The story of Savitri – a video
For Indians, adults and children alike, the Amar Chitra Katha represents one of the closest connections to their heritage. Like a modern-day Vyasa, Anant Pai, the creator of the series, has evoked and made intimate the legends and accounts that ferry the essential truths of India’s Gnostic civilization across both time and space, bringing them within easy reach of a whole new generation in a new world.
In doing so the series has itself taken it’s place as something “Amar”, eternal in value as much as life-span. The following is a video based on the lavishly illustrated Amar Chitra Katha rendering of the story of Savitri as narrated in the Mahabharata.

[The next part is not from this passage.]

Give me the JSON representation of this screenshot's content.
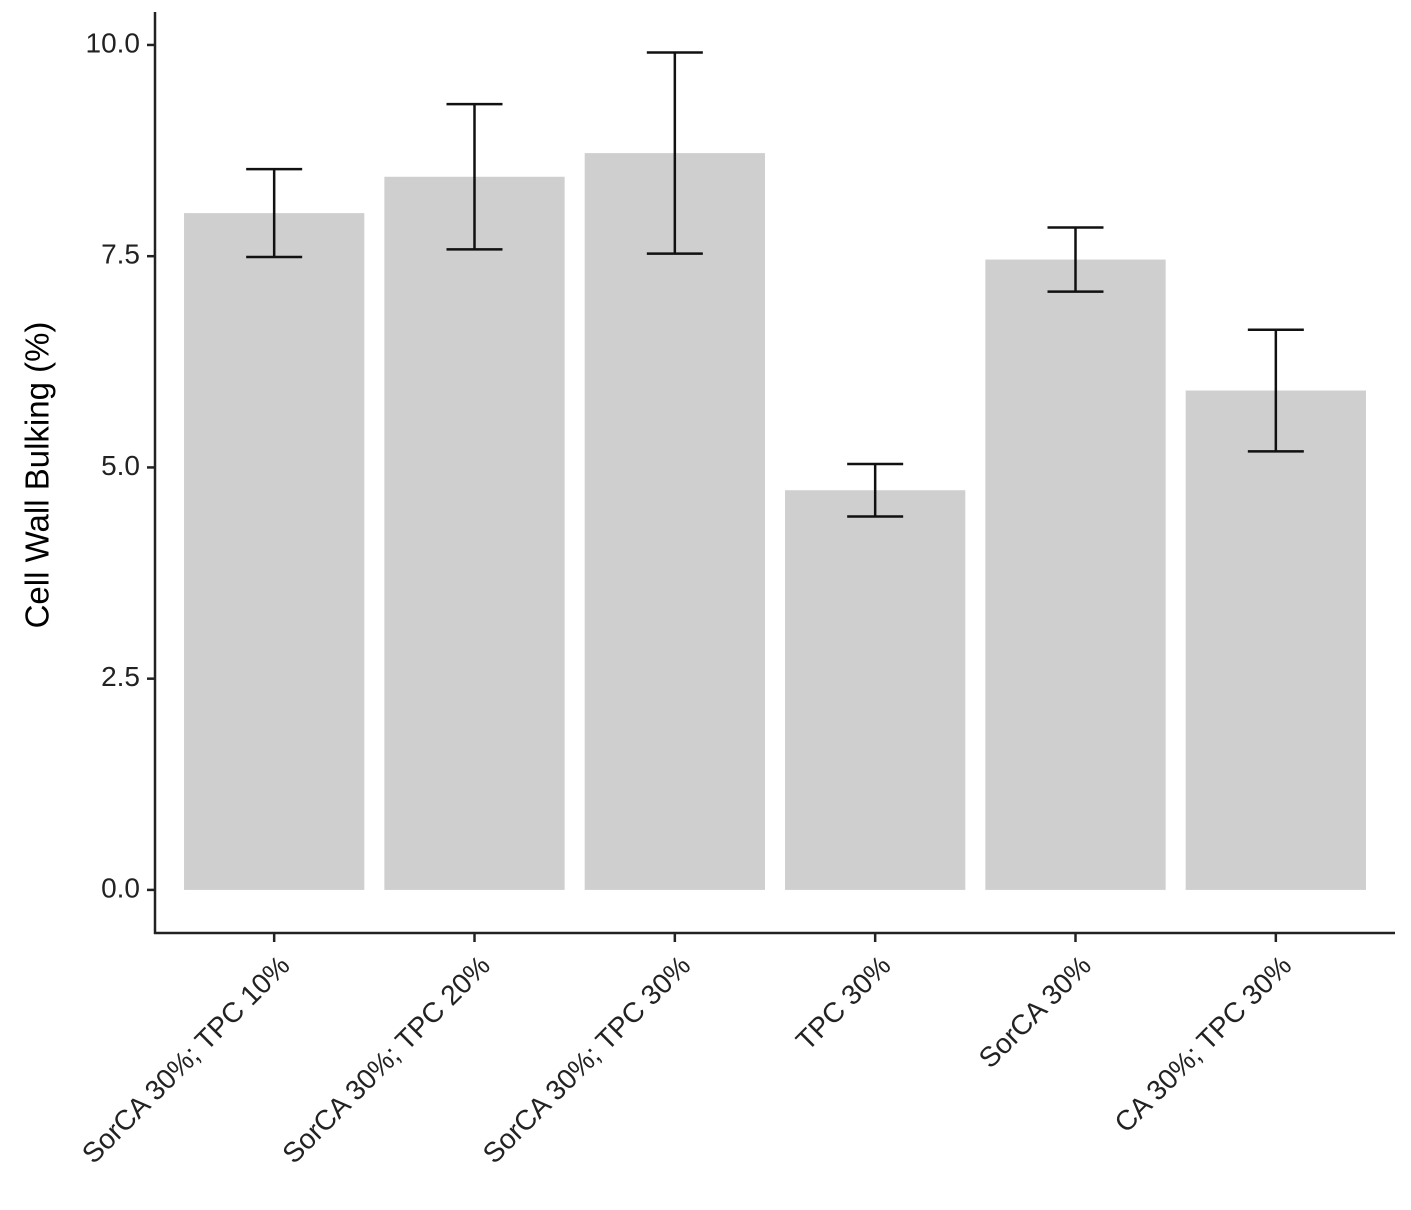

The inner significance of the legend has been explained by Sri Aurobindo in the following revelatory words:
“The tale of Satyavan and Savitri is recited in the Mahabharata as a story of conjugal love conquering death. But this legend is, as shown by many features of the human tale, one of the many symbolic myths of the Vedic cycle. Satyavan is the soul carrying the divine truth of being within itself but descended into the grip of death and ignorance; Savitri is the Divine Word, daughter of the Sun, goddess of the supreme Truth who comes down and is born to save; Aswapati, the Lord of the Horse, her human father, is the Lord of Tapasya, the concentrated energy of spiritual endeavour that helps us to rise from the mortal to the immortal planes; Dyumatsena, Lord of the Shining Hosts, father of Satyavan, is the Divine Mind here fallen blind, losing its celestial kingdom of vision, and through that loss its kingdom of glory. Still this is not a mere allegory, the characters are not personified qualities, but incarnations and emanations of living and conscious Forces with whom we can enter into concrete touch and they take human bodies in order to help man and show him the way from his mortal state to a divine consciousness and immortal life.”